Ab urbe condita

Titus Livius (Livy)

Livy. History of Rome, Volumes 1-2. Roberts, Canon, Rev, translator. London, New York: J. M. Dent and Sons; E. P. Dutton and Co., 1912.

This year also found a tribune advocating the Agrarian Law. It was Tiberius Pontificius. He adopted the same course as Sp. Licinius and for a short time stopped the enrolment.[*](stopped the enrolment —This device was frequently adopted in those years by the tribunes in thier struggles with the patricians. They “extended the protection of their sacred office to those of the plebeians who on public grounds resisted the sovereignty of the consuls by refusing to serve as soldiers”(Arnold).)
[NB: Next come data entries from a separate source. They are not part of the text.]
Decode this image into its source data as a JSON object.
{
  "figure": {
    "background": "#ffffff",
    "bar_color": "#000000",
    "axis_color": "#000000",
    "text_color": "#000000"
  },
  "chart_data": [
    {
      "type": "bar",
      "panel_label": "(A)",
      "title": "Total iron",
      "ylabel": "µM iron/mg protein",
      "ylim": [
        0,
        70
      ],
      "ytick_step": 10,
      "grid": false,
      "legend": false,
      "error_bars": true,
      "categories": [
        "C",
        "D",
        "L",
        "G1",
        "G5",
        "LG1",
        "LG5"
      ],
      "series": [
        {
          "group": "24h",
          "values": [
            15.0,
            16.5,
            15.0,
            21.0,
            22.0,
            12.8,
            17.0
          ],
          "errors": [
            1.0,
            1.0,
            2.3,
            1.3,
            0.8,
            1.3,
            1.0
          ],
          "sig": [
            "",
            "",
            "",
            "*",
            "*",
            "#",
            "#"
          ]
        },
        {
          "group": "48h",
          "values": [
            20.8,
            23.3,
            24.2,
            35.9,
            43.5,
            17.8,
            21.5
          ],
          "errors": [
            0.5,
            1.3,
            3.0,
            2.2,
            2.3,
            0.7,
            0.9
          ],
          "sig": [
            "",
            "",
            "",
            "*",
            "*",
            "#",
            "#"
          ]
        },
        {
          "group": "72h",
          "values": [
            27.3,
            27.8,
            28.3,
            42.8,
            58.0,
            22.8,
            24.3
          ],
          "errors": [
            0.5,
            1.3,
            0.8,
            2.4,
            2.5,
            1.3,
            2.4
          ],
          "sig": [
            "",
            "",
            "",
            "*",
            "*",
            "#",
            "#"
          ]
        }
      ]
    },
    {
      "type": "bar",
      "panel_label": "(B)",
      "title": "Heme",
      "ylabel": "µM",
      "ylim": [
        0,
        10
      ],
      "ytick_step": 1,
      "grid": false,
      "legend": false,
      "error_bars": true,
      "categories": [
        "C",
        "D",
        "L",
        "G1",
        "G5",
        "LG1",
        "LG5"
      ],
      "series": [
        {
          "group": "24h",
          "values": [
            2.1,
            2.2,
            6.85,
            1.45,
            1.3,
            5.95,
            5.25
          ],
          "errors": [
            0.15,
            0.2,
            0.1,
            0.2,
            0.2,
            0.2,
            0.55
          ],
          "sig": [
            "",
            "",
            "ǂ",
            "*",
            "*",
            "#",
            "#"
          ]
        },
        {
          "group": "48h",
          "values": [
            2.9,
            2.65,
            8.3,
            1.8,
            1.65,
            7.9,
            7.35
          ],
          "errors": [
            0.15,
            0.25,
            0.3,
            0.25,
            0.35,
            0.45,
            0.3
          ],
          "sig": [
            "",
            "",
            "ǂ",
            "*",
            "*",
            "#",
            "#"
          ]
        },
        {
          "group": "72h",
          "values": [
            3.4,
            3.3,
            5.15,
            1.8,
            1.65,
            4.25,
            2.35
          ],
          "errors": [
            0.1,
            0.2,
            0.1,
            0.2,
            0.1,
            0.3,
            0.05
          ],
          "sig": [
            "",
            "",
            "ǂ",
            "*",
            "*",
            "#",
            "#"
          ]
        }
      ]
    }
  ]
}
The senate were again perturbed, but Appius Claudius told them that the power of the tribunes had been overcome in the previous year, it was actually so at the present moment, and the precedent thus set would govern the future, since it had been discovered that its very strength was breaking it

down. For there would never be wanting a tribune who would be glad to triumph over his colleague and secure the favour of the better party for the good of the State. If more were needed, more were ready to come to the assistance of the consuls, even one was sufficient, against the

rest. The consuls and leaders of the senate had only to take the trouble to secure, if not all, at least some of the tribunes on the side of the commonwealth and the senate.
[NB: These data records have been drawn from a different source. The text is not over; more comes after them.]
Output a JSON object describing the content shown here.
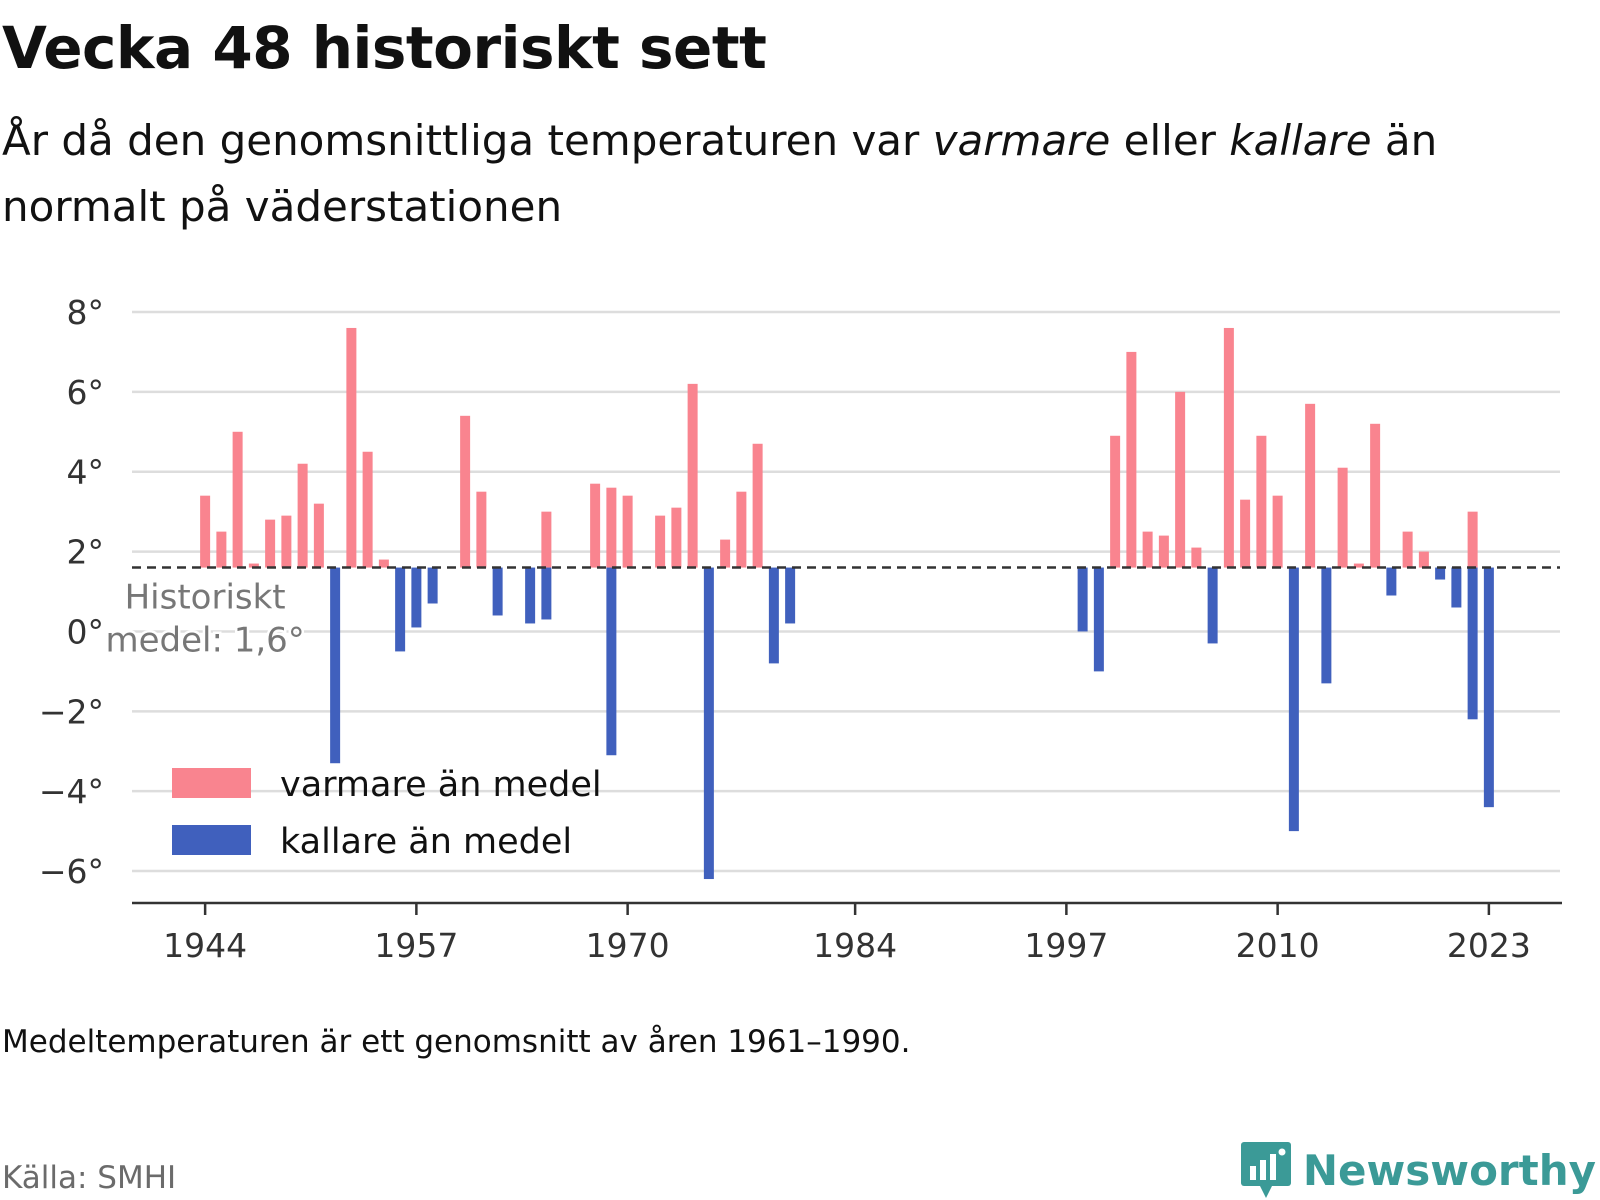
{
  "header": {
    "title": "Vecka 48 historiskt sett",
    "subtitle_1": "År då den genomsnittliga temperaturen var ",
    "subtitle_warm": "varmare",
    "subtitle_2": " eller ",
    "subtitle_cold": "kallare",
    "subtitle_3": " än normalt på väderstationen"
  },
  "footer": {
    "note": "Medeltemperaturen är ett genomsnitt av åren 1961–1990.",
    "source": "Källa: SMHI",
    "brand": "Newsworthy"
  },
  "colors": {
    "warm": "#f9848f",
    "cold": "#4060bd",
    "grid": "#dddddd",
    "axis": "#333333",
    "brand": "#3b9a97"
  },
  "chart_data": {
    "type": "bar",
    "baseline": 1.6,
    "baseline_label": [
      "Historiskt",
      "medel: 1,6°"
    ],
    "ylim": [
      -6.8,
      8.3
    ],
    "xlim": [
      1939.5,
      2027.5
    ],
    "yticks": [
      8,
      6,
      4,
      2,
      0,
      -2,
      -4,
      -6
    ],
    "ytick_labels": [
      "8°",
      "6°",
      "4°",
      "2°",
      "0°",
      "−2°",
      "−4°",
      "−6°"
    ],
    "xticks": [
      1944,
      1957,
      1970,
      1984,
      1997,
      2010,
      2023
    ],
    "xtick_labels": [
      "1944",
      "1957",
      "1970",
      "1984",
      "1997",
      "2010",
      "2023"
    ],
    "grid": true,
    "legend_position": "bottom-left",
    "legend": [
      {
        "label": "varmare än medel",
        "color": "#f9848f"
      },
      {
        "label": "kallare än medel",
        "color": "#4060bd"
      }
    ],
    "series": [
      {
        "name": "varmare än medel",
        "color": "#f9848f",
        "points": [
          [
            1944,
            3.4
          ],
          [
            1945,
            2.5
          ],
          [
            1946,
            5.0
          ],
          [
            1947,
            1.7
          ],
          [
            1948,
            2.8
          ],
          [
            1949,
            2.9
          ],
          [
            1950,
            4.2
          ],
          [
            1951,
            3.2
          ],
          [
            1953,
            7.6
          ],
          [
            1954,
            4.5
          ],
          [
            1955,
            1.8
          ],
          [
            1960,
            5.4
          ],
          [
            1961,
            3.5
          ],
          [
            1965,
            3.0
          ],
          [
            1968,
            3.7
          ],
          [
            1969,
            3.6
          ],
          [
            1970,
            3.4
          ],
          [
            1972,
            2.9
          ],
          [
            1973,
            3.1
          ],
          [
            1974,
            6.2
          ],
          [
            1976,
            2.3
          ],
          [
            1977,
            3.5
          ],
          [
            1978,
            4.7
          ],
          [
            2000,
            4.9
          ],
          [
            2001,
            7.0
          ],
          [
            2002,
            2.5
          ],
          [
            2003,
            2.4
          ],
          [
            2004,
            6.0
          ],
          [
            2005,
            2.1
          ],
          [
            2007,
            7.6
          ],
          [
            2008,
            3.3
          ],
          [
            2009,
            4.9
          ],
          [
            2010,
            3.4
          ],
          [
            2012,
            5.7
          ],
          [
            2014,
            4.1
          ],
          [
            2015,
            1.7
          ],
          [
            2016,
            5.2
          ],
          [
            2018,
            2.5
          ],
          [
            2019,
            2.0
          ],
          [
            2022,
            3.0
          ]
        ]
      },
      {
        "name": "kallare än medel",
        "color": "#4060bd",
        "points": [
          [
            1952,
            -3.3
          ],
          [
            1956,
            -0.5
          ],
          [
            1957,
            0.1
          ],
          [
            1958,
            0.7
          ],
          [
            1962,
            0.4
          ],
          [
            1964,
            0.2
          ],
          [
            1965,
            0.3
          ],
          [
            1969,
            -3.1
          ],
          [
            1975,
            -6.2
          ],
          [
            1979,
            -0.8
          ],
          [
            1980,
            0.2
          ],
          [
            1998,
            0.0
          ],
          [
            1999,
            -1.0
          ],
          [
            2006,
            -0.3
          ],
          [
            2011,
            -5.0
          ],
          [
            2013,
            -1.3
          ],
          [
            2017,
            0.9
          ],
          [
            2020,
            1.3
          ],
          [
            2021,
            0.6
          ],
          [
            2022,
            -2.2
          ],
          [
            2023,
            -4.4
          ]
        ]
      }
    ]
  }
}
The senators followed this advice, and whilst, as a body, they treated the tribunes with courtesy and kindness, the men of consular rank, in each private suit which they instituted, succeeded, partly by personal influence, partly by the authority their rank gave them, in getting the tribunes to exert their power for the welfare of the

State. Four of the tribunes were opposed to the one who was a hindrance to the public good; by their aid the consuls raised the

levy. Then they set out for the campaign against Veii. Succours had reached this city from all parts of Etruria, not so much out of regard for the Veientines as because hopes were entertained of the possible dissolution of the Roman State through intestine

discord. In the public assemblies throughout the cities of Etruria the chiefs were loudly proclaiming that the Roman power would be eternal unless its citizens fell into the madness of mutual

strife. This, they said, had proved to be the one poison, the one bane in powerful states which made great empires mortal. That mischief had been for a long time checked, partly by the wise policy of the senate, partly by the forbearance of the plebs, but now things had reached extremities. The one State had been severed into two, each with its own magistrates and its own

laws. At first the enrolments were the cause of the quarrel, but when actually on service the men obeyed their generals. As long as military discipline was maintained the evil could be arrested, whatever the state of affairs in the City, but now the fashion of disobedience to the magistrates was following the Roman soldier even into the

camp. During the last war, in the battle itself, at the crisis of the engagement, the victory was by the common action of the whole army transferred to the vanquished Aequi, the standards were abandoned, the commander left alone on the field, the troops returned against orders into

camp. In fact, if matters were pressed, Rome could be vanquished through her own soldiers, nothing else was needful than a declaration of war, a show of military activity, the Fates and the gods would do the rest.